Méthodes d’évaluation

Le règlement modificatif prévoit que l’administrateur général peut utiliser toute méthode d’évaluation qu’il estime indiquée pour déterminer la mesure dans laquelle un fonctionnaire possède les qualifications, les exigences et les besoins les plus pertinents.

Avant d’avoir recours à une méthode d’évaluation, l’administrateur général doit procéder à une évaluation afin d’établir si la méthode envisagée et la façon dont elle sera appliquée comportent ou créent des préjugés ou des obstacles qui désavantagent les personnes qui proviennent de tout groupe en quête d’équité et, le cas échéant, déployer des efforts raisonnables pour les éliminer ou atténuer leurs effets sur ces personnes.

En outre, le règlement modificatif prévoit que l’évaluation des compétences du fonctionnaire dans sa seconde langue officielle doit être effectuée selon les mêmes méthodes que celles appliquées pour les nominations à la fonction publique ou au sein de celle-ci.

Langue de l’examen ou de l’entrevue

Le règlement modificatif prévoit que les examens ou les entrevues visant à évaluer les qualifications, les exigences ou les besoins, autres que les compétences linguistiques, se déroulent en français, en anglais ou dans les deux langues, au choix du fonctionnaire; et que ceux visant à évaluer les qualifications du fonctionnaire en matière de connaissance et d’utilisation du français ou de l’anglais, ou des deux langues, ou d’une troisième langue, se déroulent dans cette langue ou ces langues.

Évaluation et choix

Le règlement modificatif prévoit que lorsque, dans une partie ou l’autre de l’organisation, certains fonctionnaires doivent être mis en disponibilité, les fonctionnaires du même groupe et du même niveau professionnels qui soit occupent des postes semblables, soit exercent des fonctions semblables doivent être évalués en fonction des qualifications, des exigences ou des besoins les plus pertinents pour le travail à accomplir ou pour l’organisation, pour le présent ou l’avenir, selon ce que détermine l’administrateur général.

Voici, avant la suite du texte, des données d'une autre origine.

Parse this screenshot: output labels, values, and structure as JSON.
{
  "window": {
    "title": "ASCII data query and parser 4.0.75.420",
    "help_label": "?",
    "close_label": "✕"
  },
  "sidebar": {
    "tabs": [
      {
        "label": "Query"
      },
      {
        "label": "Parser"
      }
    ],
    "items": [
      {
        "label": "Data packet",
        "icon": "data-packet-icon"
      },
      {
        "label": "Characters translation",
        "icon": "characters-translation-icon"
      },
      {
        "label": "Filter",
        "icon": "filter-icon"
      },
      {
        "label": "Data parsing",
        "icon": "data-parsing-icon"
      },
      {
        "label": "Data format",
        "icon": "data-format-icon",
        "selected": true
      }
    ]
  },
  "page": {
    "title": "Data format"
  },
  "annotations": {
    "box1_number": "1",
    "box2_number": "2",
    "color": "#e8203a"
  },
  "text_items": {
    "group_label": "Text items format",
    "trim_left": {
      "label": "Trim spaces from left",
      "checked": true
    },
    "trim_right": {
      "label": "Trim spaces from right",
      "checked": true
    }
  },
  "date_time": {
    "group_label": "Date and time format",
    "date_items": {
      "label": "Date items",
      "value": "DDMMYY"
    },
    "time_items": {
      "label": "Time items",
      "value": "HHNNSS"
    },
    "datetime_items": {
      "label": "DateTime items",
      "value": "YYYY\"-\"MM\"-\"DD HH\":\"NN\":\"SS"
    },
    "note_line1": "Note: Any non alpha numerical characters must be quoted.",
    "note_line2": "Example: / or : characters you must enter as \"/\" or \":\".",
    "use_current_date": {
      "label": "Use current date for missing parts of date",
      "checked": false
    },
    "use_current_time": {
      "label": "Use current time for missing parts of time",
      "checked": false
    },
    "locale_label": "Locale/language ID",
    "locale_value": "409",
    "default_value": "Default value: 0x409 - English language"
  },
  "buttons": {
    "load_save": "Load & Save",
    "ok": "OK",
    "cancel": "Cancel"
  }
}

L’administrateur général choisit alors les fonctionnaires à mettre en disponibilité.

Volontaires

Le règlement modificatif prévoit que, si un fonctionnaire se porte volontaire pour être mis en disponibilité, l’administrateur général peut l’informer que ses services ne sont plus nécessaires et le mettre en disponibilité.

Consignation des motifs

Le règlement modificatif élargit les exigences en matière de consignation pour inclure les motifs de sélection des fonctionnaires aux fins de maintien en poste ou de mise en disponibilité. Plus précisément, il prévoit que les administrateurs généraux doivent consigner les motifs pour lesquels ils ont choisi des fonctionnaires aux fins de maintien en poste ou de mise en disponibilité, qu’il s’agisse de la décision de maintenir un fonctionnaire en poste ou de celle de le mettre en disponibilité.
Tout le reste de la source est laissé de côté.